I have 44 children

Steven Senfuma is a proud father of 44 children, including two sets of twins.

What you need to know:

When someone says they have 44 children, it usually suggests that they are few adopted children too. But for Steven Senfuma, the statement is just as it is- all 44 are his biological children.

Traditionally, African men believed that giving birth to many children was a blessing. Other than having them for labour and security, each child came with his/her own blessing, which was relevant to the family and clan as a whole. This attitude is slowly changing, with big families giving way to small and manageable ones.

Not all people have responded to them though. One such man is Ssalongo Steven Senfuma, of Ntinda Zone Village, Mukono. At 57-years-old, he has fathered 44 children within 30 years from various women. His idea of having many children was influenced by the situation surrounding him while he was growing up. “My father had one wife who gave birth to 14 children. I was the seventh.

Unfortunately, the first six passed on but I survived. The one who follows me also later passed on. Most of them died after the age of 20. We remained six,” Ssalongo Senfuma says. He says, if his parents had stopped on the sixth child, they would have missed giving birth to a very relevant person in society like him.

“I am a retired teacher. I worked as a security officer and as a marketing officer in various companies. I am a church choirmaster at St. Luke Church here, a PTA chairman in various schools, clan secretary for the Mamba Clan plus other responsibilities under Buganda Kingdom, MC for introductions and weddings and LC I chairman for this village for the last 20 years. If my parents did not give birth to me, this country would have missed my services,” he says.

The family
He has four official partners in established homes besides others who have given birth to his children. He, however, is not comfortable to divulge how many women they are in total. And he points out that he chose them basing on their ability to help raise a child before he sired children with her.

Out of the 44 children, he has educated most up to higher institutions of learning with only nine still studying. The youngest is now in Primary Four, and three are currently studying for a Law degree at Makerere University. Much as he has fathered this number of children, Senfuma is against people having multiple partners. With the current level at which HIV/Aids is spreading, he says, people need to take care by not going around with everyone they find.

“I was lucky that I had many women but I escaped the virus because in most cases, I did not even test them. I don’t support men in getting many women, neither do I support men giving birth to few children. I support family planning through spacing but not by stopping the woman when she can still give birth to other children.
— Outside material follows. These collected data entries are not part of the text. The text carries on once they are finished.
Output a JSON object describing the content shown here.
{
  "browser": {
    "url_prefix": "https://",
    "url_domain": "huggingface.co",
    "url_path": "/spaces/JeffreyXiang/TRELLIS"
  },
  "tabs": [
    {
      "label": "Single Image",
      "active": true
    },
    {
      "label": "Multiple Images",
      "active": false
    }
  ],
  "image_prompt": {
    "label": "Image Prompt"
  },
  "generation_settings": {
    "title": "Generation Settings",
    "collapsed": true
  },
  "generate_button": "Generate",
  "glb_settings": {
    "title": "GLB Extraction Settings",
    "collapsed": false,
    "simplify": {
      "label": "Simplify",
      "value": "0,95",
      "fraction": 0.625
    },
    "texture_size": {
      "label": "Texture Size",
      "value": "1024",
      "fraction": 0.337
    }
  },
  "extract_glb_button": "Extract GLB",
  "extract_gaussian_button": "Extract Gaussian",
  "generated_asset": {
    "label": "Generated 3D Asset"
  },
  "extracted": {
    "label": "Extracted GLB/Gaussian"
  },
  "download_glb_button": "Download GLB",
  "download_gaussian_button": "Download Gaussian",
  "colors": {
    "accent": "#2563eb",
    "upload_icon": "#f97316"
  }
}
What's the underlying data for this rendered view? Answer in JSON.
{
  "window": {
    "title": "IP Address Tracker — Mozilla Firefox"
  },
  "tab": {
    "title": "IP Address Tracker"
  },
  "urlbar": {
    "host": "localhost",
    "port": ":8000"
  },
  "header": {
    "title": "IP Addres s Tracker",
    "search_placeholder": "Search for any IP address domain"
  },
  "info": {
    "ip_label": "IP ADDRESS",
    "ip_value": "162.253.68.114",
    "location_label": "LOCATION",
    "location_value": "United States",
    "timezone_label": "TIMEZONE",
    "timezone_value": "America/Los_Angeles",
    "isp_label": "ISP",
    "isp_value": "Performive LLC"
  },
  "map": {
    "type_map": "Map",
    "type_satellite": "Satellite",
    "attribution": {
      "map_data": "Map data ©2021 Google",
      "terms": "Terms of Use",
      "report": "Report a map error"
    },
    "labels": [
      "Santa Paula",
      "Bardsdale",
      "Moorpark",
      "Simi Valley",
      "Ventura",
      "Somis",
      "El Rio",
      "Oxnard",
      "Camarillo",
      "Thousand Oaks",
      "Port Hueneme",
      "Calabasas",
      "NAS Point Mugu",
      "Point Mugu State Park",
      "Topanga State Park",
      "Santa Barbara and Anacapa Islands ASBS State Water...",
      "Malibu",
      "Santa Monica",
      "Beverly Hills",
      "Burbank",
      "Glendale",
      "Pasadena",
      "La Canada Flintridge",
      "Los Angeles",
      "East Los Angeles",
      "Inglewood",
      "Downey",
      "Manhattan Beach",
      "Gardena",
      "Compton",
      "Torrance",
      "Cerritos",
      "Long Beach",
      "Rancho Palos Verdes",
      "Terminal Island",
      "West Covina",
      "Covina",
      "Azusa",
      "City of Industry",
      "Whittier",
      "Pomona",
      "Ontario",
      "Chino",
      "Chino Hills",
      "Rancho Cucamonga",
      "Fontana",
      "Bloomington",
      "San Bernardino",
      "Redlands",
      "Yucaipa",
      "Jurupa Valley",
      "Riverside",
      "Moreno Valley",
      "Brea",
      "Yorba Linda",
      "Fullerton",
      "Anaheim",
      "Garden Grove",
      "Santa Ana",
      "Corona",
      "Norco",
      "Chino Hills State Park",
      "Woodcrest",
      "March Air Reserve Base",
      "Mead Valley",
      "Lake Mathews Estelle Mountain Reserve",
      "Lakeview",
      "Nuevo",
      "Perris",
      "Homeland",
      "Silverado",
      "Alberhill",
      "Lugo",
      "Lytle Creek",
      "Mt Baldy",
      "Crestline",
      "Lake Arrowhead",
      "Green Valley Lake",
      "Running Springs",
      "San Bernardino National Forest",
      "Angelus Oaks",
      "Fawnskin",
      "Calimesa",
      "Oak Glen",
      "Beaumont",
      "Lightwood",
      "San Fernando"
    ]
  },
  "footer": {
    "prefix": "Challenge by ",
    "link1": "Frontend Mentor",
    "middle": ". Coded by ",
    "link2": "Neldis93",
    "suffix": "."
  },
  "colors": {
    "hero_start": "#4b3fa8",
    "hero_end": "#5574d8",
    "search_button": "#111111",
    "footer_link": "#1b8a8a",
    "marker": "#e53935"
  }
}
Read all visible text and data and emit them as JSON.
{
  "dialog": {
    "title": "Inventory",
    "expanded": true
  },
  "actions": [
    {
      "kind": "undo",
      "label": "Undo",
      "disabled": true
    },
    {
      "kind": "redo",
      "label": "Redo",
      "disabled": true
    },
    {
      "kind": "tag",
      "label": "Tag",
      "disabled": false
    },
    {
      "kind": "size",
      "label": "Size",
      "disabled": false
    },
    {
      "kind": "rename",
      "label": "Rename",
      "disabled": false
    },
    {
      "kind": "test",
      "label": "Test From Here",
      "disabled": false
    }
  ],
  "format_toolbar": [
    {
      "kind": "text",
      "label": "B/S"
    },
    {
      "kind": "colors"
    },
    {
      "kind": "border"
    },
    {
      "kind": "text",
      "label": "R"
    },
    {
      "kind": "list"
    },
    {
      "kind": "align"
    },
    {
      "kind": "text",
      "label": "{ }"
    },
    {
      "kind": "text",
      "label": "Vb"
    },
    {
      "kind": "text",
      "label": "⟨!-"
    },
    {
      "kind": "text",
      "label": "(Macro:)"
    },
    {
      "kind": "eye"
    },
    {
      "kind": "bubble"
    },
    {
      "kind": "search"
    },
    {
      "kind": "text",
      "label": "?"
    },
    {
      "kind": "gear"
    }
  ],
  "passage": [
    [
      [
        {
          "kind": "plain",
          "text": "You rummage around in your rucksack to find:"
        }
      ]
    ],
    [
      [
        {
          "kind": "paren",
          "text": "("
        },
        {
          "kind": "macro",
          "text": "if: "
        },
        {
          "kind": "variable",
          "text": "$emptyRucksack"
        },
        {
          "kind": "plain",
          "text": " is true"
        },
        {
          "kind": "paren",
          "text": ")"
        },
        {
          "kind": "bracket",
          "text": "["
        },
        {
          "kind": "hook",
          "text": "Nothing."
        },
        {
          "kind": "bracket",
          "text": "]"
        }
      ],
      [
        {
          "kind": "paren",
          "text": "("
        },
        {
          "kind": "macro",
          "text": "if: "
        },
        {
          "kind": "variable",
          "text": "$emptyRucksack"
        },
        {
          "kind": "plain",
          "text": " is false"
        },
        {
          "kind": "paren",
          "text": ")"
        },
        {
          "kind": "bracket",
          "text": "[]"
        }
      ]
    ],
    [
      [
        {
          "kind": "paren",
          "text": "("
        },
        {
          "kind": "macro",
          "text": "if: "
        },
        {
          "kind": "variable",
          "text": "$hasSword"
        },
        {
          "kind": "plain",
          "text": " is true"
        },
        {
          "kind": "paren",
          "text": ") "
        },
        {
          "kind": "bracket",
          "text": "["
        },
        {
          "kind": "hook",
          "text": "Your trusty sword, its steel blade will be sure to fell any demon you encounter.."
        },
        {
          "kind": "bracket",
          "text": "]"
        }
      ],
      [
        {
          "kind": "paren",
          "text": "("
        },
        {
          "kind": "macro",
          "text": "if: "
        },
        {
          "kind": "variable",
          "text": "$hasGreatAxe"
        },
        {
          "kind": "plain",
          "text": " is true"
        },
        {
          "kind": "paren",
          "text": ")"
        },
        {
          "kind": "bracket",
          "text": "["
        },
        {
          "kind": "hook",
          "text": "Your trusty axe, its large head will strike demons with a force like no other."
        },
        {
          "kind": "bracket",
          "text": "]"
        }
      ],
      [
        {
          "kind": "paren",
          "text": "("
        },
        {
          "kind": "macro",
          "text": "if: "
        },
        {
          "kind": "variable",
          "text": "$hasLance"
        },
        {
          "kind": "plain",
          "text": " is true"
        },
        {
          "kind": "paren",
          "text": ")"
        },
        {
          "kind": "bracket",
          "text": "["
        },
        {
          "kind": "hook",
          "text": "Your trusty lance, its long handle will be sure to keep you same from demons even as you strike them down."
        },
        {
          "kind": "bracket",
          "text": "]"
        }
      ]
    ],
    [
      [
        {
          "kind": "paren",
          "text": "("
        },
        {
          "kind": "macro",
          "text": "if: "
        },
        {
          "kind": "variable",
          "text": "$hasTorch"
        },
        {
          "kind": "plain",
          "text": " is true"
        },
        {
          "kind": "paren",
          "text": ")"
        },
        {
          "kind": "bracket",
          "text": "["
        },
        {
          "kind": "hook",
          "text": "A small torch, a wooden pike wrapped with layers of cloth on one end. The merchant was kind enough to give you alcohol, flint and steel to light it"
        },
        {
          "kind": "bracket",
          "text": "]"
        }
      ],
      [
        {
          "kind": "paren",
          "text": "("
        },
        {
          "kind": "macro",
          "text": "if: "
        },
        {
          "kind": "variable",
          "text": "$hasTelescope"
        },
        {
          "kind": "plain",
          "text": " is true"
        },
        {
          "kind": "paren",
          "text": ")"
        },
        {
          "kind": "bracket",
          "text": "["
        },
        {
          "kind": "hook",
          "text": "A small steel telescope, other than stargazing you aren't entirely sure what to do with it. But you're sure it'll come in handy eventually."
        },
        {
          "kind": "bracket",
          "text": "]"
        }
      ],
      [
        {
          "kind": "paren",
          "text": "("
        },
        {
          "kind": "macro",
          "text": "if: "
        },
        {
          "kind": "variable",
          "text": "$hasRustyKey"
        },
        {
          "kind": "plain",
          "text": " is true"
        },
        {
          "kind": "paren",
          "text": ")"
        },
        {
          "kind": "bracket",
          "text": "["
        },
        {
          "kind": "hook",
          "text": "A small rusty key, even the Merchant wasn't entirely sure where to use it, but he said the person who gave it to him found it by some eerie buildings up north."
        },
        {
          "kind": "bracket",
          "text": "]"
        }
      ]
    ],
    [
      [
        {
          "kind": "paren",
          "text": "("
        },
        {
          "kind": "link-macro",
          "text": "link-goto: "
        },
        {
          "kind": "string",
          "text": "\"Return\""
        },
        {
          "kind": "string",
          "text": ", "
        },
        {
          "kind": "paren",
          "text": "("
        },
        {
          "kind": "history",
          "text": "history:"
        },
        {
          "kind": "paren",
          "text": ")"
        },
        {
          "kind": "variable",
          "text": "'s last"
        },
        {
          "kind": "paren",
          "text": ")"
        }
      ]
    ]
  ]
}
That is against God’s plan for mankind. A man should get only one woman who can give her all the children he wants other than getting so many women,” he says.

Looking after them
He maintains his family with support from the relatives and earnings from assets like his 20 acres of land and 97 rentals in Mukono. Apart from passing on before witnessing all his children study and finish their studies, he says has no worries about the way the children are being raised because the mothers themselves are upright people and responsible enough to look after them.

He advises that parents should prepare their children to work and survive on their own other than working for them. He explains that when a parent works for the child, it makes him or her lazy to do the work, which he blames for today’s rampant unemployment and crime.

“All the success I have got is through the good relationship I have established with people. I am always trustworthy, honest, loyal and good to people I encounter. Because of that, I have received the same favour from these people. I have a very big family as I speak now to the extent that I can never fail in any situation because everywhere I turn, I have someone to look up to for assistance right from our own family to friends and other important people I have met throughout my life,” he concludes.